At a recent presentation to local union chiefs, Grear asked whether anyone had lost a member to opioids. Three-quarters of the participants raised their hands. One reported that five apprentices had died in the past few months.
In Portland, Matthew Eleazer, the president of Sullivan’s local, said at least 10 of his approximately 650 members had recently struggled with opioid use disorders, some with lethal outcomes. One was a single father prescribed opioids for a back injury who accidentally took too many pills. Another was a promising young apprentice found by the side of the road with a needle in his arm on his way to a wedding.

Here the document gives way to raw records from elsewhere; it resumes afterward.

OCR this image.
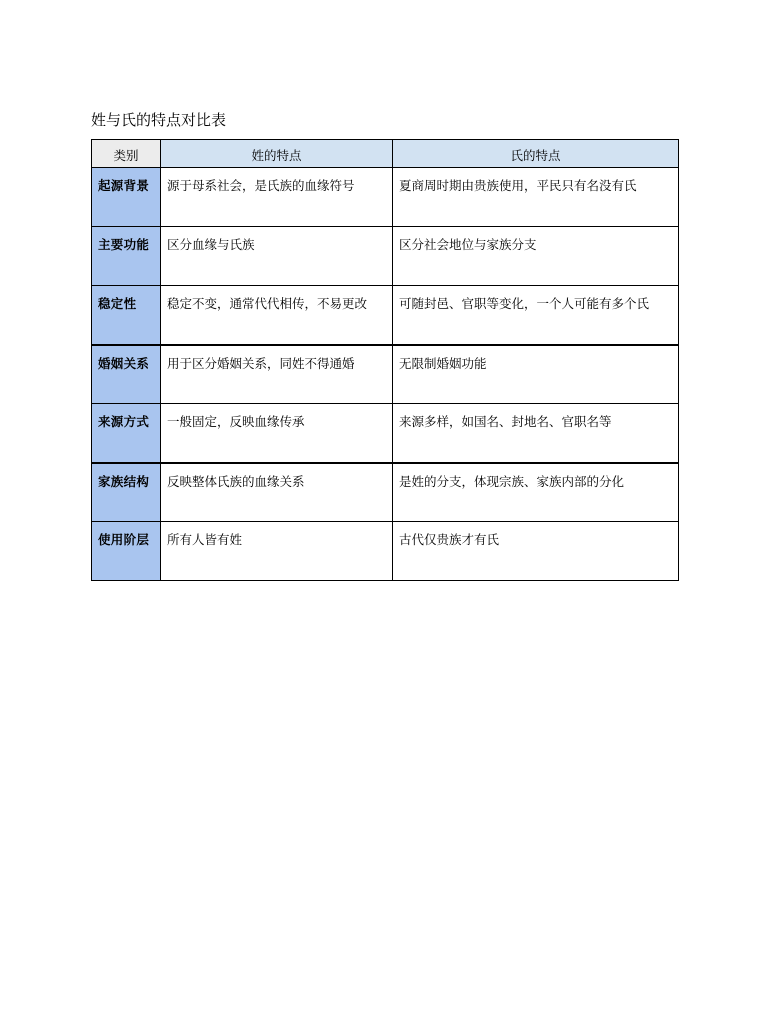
姓与氏的特点对比表
类别	姓的特点	氏的特点
起源背景	源于母系社会，是氏族的血缘符号	夏商周时期由贵族使用，平民只有名没有氏
主要功能	区分血缘与氏族	区分社会地位与家族分支
稳定性	稳定不变，通常代代相传，不易更改	可随封邑、官职等变化，一个人可能有多个氏
婚姻关系	用于区分婚姻关系，同姓不得通婚	无限制婚姻功能
来源方式	一般固定，反映血缘传承	来源多样，如国名、封地名、官职名等
家族结构	反映整体氏族的血缘关系	是姓的分支，体现宗族、家族内部的分化
使用阶层	所有人皆有姓	古代仅贵族才有氏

Eleazer said the union tests all members when they join and randomly after that; he often gets reports from employers when a member doesn’t show up for work or is repeatedly tardy.
At a time of labor shortage, he said, contractors have mostly adopted a don’t-ask-don’t-tell attitude. “They just want guys to put material on the walls,” Eleazer said. “They just want the building to go up.”
The union told Sullivan he could return to work if he went into rehab, but there was a problem: He had an arrest warrant out for violating parole from a prior arrest, and the treatment centers would not accept him until he served his jail term.
Sullivan was unwilling to go to jail and disappeared. Union officials tracked him down and called the police to arrest him when he was passed out in his car. The union persuaded a parole officer who helped convince a judge to let him serve his time at a drug treatment facility instead of jail, and union representatives called him several times a week.
As promised, they found him a job when he was released in 2017, but this year he was laid off at the end of a construction project and relapsed again. Weeks later, Sullivan called to say he was living in his two-door Honda, claiming to have been clean for a couple of weeks.
“Do you remember what I told you to do when you were in that situation? That I was your first phone call?” Mike Titus, a union official, said to him when they met up at a bar. “Could you pass a drug test right now?”
If so, the union had a job for him and he could shower at the union hall, until he arranged for a home. “Matt and Mike were the first ones who cared enough,” said Sullivan. “None of my employers gave a shit enough to even ask.”
A month later, Mr. Sullivan was back to work on a union job, living in a new home and sober once again.